За угол той же булочной. По улочке, считая доски заборов и ведя по ним пальцем. Надо же на что-то опираться в выборе направления… Васька мне чужой, хотя мы знакомы два года. У мальчика талант к рисованию. Нет, талант – ничтожное слово. Ему надо заниматься, такой дар невозможно пустить прахом. Я вижу, и потому покупаю краски, даю книги, вечерами разрешаю рисовать в классе и рассказываю, что знаю из основ. Но лезть в чужую семью? Вот разобьют мне голову, и поделом. Надо вернуться в класс. «Надо» – хорошее слово, правильное и удобное.
– Барышня, опять вы туточки, – огорчился городовой, твердо зная причину моего появления. Еще бы! Ор такой, что и сюда доносится. – Оно ж не вашего, изволю заметить, ума дельце. Свидетелев нету, нам же – вам же выйдет боком, извольте вон упомнить тот раз, десятого-то дню…
– Я свидетель, – ненавидя свою глупость, я выговорила то, что хотела бы оставить невысказанным. – Кажется, женщина не дышит. И сына он забил, у мальчика припадок.
– А то он не скумекает, где вас искать, – городовой прямо намекнул на последствия. – Баба битая, ей не впервой. Отживет. Идите-ка вы…
– Я свидетель, – меня заклинило, я почти кричала. – А баба уже труп! Совсем, понимаете? У вас средь бела дня – труп. Сбежит убийца, и что тогда?
– Да какой убивец, дело семейственное, тихое…
Городовой был лыс и складчато тучен, как подспущенный воздушный шар. За тридцать лет в жандармерии он не продвинулся в звании далее первого повышения, и сейчас, по дрожащим щекам видать, думал о скорой отставке, как о недосягаемом спасении. Сипел, оседал ниже, наваливался на стол, норовя сделаться невидимкой. «Куда ему до Мергеля!», – ни с того, ни сего досадливо подумала я. Тараканище из Луговой – он пройдоха, но ведь порядок в селе держит, и крепко. А тут…
Бычий рев вызывал дрожь стекол, толстый трус икал, дергался… то есть – сомневался. Поглядывал то на свисток, то на меня, не сгинувшую вопреки добрым советам. Вот вроде бы устал от натянутого молчания, сокрушенно покачал головой и нащупал фуражку. Потная пятерня трижды промахнулась мимо свистка. С четвертой попытки уцепила, но звук не народился. Городового одолела икота. Еще бы, он живет на соседней с мясником улице! На меня нашло помутнение, я хапнула свисток и дунула, что есть мочи. Хотя и мне – икалось.
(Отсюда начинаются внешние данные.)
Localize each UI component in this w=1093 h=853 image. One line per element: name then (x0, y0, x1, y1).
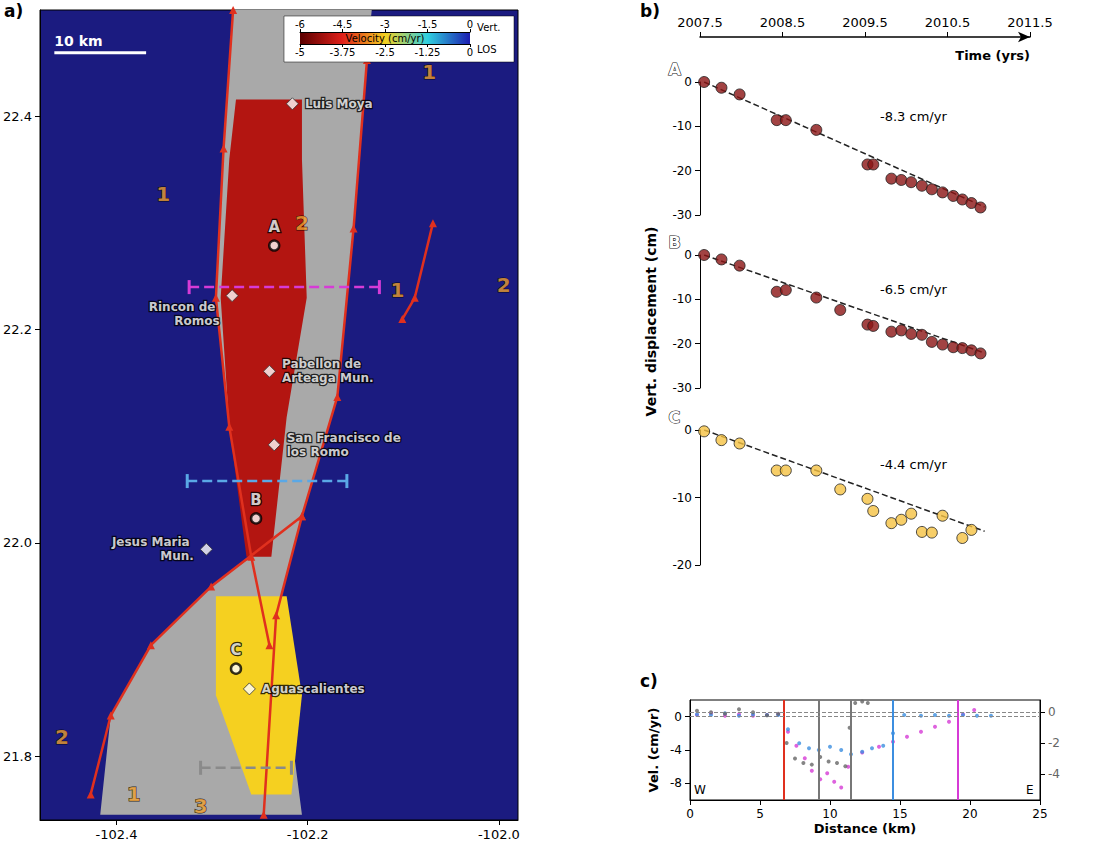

Скоро четверо здоровенных мужиков в форме, при дубинках пошли на мясника, как стайка диванных собачек – на бойцового пса: крадучись, постанывая и заранее изучая подворотни, годные для бегства. Я, стиснув зубы, плелась следом и удивлялась тому, как мало преступлений случается в округе. При такой-то жандармерии можно резать и жечь всякий день, о ночах не упоминаю. Хотя… это же городовые нижнего звена. Их работа – пригляд и сбор сплетен, их промысел – мелкое мздоимство. Не зря, выслушав, что предстоит, самого хилого они сразу отослали в «волчье логово». Есть такое местечко недалече. Туда и мясник, буйный и беспамятный, не забредет.
Бежать к «волкам» – дело быстрое, но не мгновенное. Вот и плетутся городовые, выжидая, пока их нагонят настоящие бойцы. У, бараны курдючные, жир трясут, злости в них нет настоящей, охотничьей.